Blood Brothers
S. A. Harazin

Delacorte Press
7/7/2007
Hardcover/224 pages
ISBN: 978-0-385-73364-9
Buy This Book
www.amazon.com

 

 

 

". . . an emotional tale of belonging, responsibility and consequences."

Blood Brothers by S. A. Harazin is an emotional tale of belonging, responsibility and consequences. And sadly, it tells its young readers that good intentions don’t guarantee a good outcome.

 

 

The story is told through the eyes and emotions of Clay Gardener, seventeen-year-old recent high school graduate, who dreams of being a doctor, but with mediocre grades and no money he works as an orderly at the local hospital.

One day, after watching a teenaged girl die in ER, he confronts his friend Joey about a girl Clay had been dating. He finds Joey spaced out and violent. Unable to control him, Clay calls 911 and Joey is taken to the hospital where he lapses into a coma.

Clay is portrayed as a suspect, a villain, and finally, just a boy losing his best friend. During the days Joey lies comatose Clay searches to find what happened to him and who gave him the drugs that are costing him his life. Along his journey he unexpectedly makes friends with Sheriff Baker and comes to grips with his past in order to face a future that is not a bleak as he thought.

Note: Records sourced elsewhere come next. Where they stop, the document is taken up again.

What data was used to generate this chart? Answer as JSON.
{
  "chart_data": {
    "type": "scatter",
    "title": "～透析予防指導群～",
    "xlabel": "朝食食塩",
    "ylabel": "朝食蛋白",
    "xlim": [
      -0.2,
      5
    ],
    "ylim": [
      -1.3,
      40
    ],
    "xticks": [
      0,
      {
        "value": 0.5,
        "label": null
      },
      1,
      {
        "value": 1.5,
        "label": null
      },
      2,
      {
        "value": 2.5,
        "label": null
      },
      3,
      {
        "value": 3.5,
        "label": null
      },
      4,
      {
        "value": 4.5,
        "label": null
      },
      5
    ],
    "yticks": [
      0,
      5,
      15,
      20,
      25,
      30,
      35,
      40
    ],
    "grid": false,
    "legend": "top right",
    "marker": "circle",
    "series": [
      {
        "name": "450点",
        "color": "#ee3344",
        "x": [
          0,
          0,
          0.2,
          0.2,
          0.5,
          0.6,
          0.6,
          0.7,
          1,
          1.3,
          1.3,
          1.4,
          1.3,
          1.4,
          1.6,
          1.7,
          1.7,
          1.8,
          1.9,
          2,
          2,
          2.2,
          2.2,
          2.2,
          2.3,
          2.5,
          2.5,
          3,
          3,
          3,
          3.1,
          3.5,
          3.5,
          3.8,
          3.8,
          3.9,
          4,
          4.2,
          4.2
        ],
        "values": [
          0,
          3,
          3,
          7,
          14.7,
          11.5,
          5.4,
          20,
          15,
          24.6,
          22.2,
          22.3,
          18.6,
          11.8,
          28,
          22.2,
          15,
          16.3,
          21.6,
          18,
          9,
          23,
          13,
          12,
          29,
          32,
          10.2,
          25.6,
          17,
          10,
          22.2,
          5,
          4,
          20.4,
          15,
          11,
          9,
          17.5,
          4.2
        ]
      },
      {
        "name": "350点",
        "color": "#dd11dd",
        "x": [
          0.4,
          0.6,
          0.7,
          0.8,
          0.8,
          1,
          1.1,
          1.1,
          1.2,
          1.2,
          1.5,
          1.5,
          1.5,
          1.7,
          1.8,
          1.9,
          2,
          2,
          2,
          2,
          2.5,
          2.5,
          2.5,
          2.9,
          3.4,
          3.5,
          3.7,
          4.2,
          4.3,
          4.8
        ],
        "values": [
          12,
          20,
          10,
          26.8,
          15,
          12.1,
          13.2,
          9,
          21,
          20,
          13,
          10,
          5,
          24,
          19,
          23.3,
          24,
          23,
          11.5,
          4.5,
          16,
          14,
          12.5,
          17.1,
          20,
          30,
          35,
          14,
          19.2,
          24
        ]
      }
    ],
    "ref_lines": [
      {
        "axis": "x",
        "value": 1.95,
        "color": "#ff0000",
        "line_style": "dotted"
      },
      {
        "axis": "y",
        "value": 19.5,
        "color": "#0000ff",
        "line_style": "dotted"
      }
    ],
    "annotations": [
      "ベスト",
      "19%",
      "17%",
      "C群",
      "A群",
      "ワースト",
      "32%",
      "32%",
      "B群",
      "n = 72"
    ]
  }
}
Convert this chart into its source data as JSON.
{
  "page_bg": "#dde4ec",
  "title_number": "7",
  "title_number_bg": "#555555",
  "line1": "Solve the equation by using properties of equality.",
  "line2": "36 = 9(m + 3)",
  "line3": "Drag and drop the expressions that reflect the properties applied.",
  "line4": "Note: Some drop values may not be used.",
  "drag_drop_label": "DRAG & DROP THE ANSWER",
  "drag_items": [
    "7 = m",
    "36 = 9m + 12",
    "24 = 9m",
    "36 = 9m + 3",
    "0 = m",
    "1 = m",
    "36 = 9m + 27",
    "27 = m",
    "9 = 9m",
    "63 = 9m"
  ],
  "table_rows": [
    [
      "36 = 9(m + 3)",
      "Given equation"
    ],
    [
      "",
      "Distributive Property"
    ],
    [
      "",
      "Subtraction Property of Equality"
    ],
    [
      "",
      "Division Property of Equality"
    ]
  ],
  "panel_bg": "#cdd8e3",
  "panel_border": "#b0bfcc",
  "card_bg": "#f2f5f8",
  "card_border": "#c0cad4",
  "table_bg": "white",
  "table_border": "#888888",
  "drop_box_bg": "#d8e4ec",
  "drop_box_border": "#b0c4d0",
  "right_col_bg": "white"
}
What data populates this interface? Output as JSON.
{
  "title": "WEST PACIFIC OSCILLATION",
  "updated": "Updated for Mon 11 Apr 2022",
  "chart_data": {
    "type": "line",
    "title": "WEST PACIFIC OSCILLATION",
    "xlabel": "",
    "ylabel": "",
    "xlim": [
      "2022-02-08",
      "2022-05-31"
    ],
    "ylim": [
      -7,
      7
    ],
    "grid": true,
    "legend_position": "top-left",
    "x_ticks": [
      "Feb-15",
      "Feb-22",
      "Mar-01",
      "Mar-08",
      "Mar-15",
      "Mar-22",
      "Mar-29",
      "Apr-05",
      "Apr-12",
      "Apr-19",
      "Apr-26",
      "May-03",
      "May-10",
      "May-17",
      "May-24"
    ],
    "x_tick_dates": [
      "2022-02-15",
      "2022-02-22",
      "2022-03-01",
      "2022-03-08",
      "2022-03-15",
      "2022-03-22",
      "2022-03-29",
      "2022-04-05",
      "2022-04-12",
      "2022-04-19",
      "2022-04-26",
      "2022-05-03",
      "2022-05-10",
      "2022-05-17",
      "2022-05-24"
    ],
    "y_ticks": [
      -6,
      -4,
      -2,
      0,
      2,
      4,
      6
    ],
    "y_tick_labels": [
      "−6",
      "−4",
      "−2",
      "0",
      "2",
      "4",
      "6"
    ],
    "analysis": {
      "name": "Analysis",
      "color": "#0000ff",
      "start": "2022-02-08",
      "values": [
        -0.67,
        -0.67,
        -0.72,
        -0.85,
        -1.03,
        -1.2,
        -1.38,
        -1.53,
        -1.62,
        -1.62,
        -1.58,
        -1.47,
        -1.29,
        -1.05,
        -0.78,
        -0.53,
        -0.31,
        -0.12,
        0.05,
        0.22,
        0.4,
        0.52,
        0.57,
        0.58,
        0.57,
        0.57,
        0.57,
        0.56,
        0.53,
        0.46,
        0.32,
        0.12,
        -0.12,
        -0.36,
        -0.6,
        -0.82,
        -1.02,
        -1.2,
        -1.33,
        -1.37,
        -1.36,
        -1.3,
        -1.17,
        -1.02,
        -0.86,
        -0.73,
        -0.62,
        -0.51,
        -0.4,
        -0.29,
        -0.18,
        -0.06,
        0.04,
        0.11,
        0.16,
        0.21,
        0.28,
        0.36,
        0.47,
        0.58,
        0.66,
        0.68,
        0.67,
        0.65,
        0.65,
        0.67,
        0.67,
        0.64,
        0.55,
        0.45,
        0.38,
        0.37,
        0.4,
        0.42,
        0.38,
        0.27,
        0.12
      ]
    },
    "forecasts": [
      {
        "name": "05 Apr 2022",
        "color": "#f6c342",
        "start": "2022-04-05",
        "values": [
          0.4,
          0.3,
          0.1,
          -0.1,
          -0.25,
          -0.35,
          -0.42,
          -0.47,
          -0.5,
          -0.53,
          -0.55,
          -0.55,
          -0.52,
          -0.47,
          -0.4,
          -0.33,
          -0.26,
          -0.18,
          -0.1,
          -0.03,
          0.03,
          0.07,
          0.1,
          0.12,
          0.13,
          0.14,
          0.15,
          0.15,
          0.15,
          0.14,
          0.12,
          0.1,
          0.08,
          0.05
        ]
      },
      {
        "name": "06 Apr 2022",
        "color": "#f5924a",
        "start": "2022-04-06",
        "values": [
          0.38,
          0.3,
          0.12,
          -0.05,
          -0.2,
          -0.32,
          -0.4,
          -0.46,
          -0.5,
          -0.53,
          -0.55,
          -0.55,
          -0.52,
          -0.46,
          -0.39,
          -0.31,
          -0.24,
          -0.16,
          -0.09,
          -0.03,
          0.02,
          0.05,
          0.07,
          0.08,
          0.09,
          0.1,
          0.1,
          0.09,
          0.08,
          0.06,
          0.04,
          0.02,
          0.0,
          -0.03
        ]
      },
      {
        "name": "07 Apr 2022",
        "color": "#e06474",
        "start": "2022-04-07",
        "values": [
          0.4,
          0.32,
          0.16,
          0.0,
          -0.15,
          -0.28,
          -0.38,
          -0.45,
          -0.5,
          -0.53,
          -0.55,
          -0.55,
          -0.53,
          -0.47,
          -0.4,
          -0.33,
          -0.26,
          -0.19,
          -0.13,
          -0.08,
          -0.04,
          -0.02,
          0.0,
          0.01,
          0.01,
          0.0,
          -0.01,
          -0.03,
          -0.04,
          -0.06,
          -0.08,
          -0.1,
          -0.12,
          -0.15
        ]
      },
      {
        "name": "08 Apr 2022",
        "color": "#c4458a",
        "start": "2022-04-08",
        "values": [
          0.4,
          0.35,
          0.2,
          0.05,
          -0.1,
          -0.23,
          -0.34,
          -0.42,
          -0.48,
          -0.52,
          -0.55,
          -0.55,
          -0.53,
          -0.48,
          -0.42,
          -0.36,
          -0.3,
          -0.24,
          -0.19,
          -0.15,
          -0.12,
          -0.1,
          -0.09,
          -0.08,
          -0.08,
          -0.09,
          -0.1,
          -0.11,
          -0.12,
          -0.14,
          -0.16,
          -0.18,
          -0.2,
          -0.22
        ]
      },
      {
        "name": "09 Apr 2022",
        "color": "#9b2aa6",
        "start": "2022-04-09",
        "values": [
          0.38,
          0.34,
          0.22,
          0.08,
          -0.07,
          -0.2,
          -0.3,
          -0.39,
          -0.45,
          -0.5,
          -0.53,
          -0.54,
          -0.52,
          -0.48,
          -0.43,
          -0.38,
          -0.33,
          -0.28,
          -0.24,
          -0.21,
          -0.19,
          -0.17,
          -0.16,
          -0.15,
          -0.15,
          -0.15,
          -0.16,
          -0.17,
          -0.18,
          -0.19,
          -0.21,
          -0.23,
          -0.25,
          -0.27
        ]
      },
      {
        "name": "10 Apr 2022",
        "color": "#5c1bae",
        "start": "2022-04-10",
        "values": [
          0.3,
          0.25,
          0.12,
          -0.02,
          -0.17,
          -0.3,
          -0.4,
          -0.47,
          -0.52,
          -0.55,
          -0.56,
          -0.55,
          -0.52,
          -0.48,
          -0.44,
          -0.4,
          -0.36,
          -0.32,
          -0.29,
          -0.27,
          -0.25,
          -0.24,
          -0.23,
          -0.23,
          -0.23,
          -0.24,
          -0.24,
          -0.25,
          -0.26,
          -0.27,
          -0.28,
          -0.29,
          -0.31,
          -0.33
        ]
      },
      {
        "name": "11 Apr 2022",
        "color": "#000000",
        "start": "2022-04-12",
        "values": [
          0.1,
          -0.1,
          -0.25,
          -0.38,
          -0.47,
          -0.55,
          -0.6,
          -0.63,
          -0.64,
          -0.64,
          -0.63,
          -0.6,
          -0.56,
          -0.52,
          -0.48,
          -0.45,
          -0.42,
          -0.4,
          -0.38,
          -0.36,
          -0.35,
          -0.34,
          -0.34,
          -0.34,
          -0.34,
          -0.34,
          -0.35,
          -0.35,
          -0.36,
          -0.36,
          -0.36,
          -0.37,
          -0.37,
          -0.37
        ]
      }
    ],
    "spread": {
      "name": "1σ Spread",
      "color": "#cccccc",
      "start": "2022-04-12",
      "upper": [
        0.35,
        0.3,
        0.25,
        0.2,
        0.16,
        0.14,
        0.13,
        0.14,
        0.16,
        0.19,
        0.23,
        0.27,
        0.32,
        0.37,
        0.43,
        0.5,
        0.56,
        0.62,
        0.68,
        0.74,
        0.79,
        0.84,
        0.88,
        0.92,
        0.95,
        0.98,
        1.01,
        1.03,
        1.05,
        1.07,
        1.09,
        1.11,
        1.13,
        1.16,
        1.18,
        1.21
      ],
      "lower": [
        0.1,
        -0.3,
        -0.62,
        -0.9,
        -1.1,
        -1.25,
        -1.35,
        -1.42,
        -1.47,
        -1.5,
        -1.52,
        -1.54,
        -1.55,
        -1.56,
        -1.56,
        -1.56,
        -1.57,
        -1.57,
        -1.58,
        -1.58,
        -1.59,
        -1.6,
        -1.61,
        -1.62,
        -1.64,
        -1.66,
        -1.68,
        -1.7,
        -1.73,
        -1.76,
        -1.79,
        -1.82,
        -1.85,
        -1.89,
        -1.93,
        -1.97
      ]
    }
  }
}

Author Harazin’s style leans heavily upon introspection, but never so much so that the reader is bored. Sufficient dialogue offsets Clay’s soul searching. The story encompasses only a few days, but the author uses flashbacks to establish Joey and Clay’s relationship and their long ago pact of “blood brothers.” The language is spare which adds to the feeling of immediacy in the pacing.

Hooking the reader on the emotions of his characters, Harazin attempts to give teenagers a “wake up call” about the dangers of drug use. At the end of the book, Harazin offers a section on where to get further information on drug abuse and related topics.